Alana Kavanagh

Personal information
- Born: 24 March 2003 (age 23) Sydney

Sport
- Sport: Field hockey
- Position: Midfield

Senior career
- Years: Team / Caps / Goals
- 2022–: NSW Pride / 8 / 0

National team
- Years: Team / Caps / Goals
- 2022–: Australia U–21 / 6 / (0)
- 2023–: Australia / 0 / (0)

Medal record
Women's field hockey
Representing Australia
Junior Oceania Cup
| Gold medal – first place | 2022 Canberra | Team |

= Alana Kavanagh =

Australian field hockey player

Alana Kavanagh (born 24 March 2003) is a field hockey player from Australia, who plays as a midfielder.

==Personal life==
Alana Kavanagh was born in Sydney, New South Wales, and grew up in West Pennant Hills.

==Career==
===National league===
In Hockey Australia's national league, the Sultana Bran Hockey One League, Kavanagh represents the NSW Pride.

===Under–21===
Kavanagh made her international debut in 2022 for the Australia Under–21 team. She was a member of the squad at the Junior Oceania Cup in Canberra, where she won a gold medal.

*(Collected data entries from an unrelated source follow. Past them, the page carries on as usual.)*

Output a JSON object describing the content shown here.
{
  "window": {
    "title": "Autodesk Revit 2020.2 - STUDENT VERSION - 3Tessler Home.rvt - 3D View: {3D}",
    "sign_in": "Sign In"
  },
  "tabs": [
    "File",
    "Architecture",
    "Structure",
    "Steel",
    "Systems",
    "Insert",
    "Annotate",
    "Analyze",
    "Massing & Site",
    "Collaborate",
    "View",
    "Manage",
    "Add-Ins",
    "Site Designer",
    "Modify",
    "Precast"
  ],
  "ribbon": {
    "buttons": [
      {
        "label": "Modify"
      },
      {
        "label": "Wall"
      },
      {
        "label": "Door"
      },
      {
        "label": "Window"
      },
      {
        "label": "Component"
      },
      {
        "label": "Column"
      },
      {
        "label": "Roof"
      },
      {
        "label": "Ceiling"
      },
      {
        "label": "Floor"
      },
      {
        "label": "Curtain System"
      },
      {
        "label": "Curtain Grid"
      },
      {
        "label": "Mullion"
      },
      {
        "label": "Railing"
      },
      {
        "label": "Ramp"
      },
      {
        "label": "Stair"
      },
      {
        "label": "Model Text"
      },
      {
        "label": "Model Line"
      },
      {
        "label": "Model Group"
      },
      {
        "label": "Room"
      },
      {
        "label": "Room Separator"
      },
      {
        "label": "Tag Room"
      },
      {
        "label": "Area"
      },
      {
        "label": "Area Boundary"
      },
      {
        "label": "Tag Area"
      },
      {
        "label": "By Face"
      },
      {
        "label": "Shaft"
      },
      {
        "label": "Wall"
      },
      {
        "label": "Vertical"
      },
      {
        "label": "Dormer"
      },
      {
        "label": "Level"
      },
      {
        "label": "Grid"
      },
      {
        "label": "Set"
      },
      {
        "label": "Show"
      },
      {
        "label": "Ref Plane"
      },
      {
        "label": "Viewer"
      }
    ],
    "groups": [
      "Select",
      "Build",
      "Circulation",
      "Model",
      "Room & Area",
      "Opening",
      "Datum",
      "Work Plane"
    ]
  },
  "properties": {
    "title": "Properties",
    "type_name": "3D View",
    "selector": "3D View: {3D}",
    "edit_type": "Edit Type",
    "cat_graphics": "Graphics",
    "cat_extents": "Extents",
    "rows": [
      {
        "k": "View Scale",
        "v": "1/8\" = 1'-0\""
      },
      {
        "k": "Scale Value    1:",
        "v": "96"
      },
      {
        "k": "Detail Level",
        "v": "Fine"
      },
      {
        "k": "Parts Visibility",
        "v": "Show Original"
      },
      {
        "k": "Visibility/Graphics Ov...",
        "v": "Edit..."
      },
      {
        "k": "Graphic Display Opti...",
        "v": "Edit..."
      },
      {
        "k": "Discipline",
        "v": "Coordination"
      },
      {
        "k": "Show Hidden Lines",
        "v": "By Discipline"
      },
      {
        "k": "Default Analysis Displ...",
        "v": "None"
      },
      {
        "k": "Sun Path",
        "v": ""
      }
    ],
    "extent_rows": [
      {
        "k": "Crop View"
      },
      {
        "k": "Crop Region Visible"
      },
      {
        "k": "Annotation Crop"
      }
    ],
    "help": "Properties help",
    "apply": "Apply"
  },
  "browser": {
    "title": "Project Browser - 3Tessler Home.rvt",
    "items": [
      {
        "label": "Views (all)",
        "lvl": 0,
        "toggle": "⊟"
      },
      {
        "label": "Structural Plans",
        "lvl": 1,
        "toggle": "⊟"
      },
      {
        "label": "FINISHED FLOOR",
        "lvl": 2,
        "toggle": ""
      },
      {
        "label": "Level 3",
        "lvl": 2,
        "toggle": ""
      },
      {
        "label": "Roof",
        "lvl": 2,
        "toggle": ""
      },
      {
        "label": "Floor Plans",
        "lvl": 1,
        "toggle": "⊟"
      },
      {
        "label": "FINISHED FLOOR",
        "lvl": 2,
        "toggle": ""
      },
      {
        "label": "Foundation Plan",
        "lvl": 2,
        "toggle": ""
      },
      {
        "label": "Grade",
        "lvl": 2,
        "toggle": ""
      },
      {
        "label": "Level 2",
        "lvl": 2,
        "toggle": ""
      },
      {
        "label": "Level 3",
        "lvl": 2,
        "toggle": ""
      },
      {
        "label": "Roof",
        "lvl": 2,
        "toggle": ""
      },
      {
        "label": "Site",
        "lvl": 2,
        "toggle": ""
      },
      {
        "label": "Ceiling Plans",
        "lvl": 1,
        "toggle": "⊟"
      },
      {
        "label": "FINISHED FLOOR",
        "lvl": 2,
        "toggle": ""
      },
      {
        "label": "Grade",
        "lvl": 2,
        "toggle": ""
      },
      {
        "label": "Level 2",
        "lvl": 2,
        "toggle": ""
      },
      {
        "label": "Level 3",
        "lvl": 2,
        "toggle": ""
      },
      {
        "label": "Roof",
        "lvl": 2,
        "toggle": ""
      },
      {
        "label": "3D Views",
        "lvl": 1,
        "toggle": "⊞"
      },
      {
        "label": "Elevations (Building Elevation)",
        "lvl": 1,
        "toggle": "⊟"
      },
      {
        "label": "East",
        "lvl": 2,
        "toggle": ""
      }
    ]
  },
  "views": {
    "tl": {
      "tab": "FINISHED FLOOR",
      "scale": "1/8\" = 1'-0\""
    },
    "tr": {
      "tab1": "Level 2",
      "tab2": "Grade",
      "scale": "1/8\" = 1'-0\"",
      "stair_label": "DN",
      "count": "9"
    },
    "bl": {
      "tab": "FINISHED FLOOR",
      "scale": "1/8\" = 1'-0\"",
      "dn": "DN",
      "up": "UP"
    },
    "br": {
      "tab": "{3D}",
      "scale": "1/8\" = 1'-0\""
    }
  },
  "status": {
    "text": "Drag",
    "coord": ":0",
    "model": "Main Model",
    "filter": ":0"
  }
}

In 2023 Kavanagh was named in the Australian Under–21 team for the second time. She went on to appear in a test series against Japan in the Gold Coast in February.

===Hockeyroos===
Following a successful junior debut and national league season, Kavanagh was named in the national development squad for 2023. In May, she was named to make her senior international debut in a test series against India in Adelaide.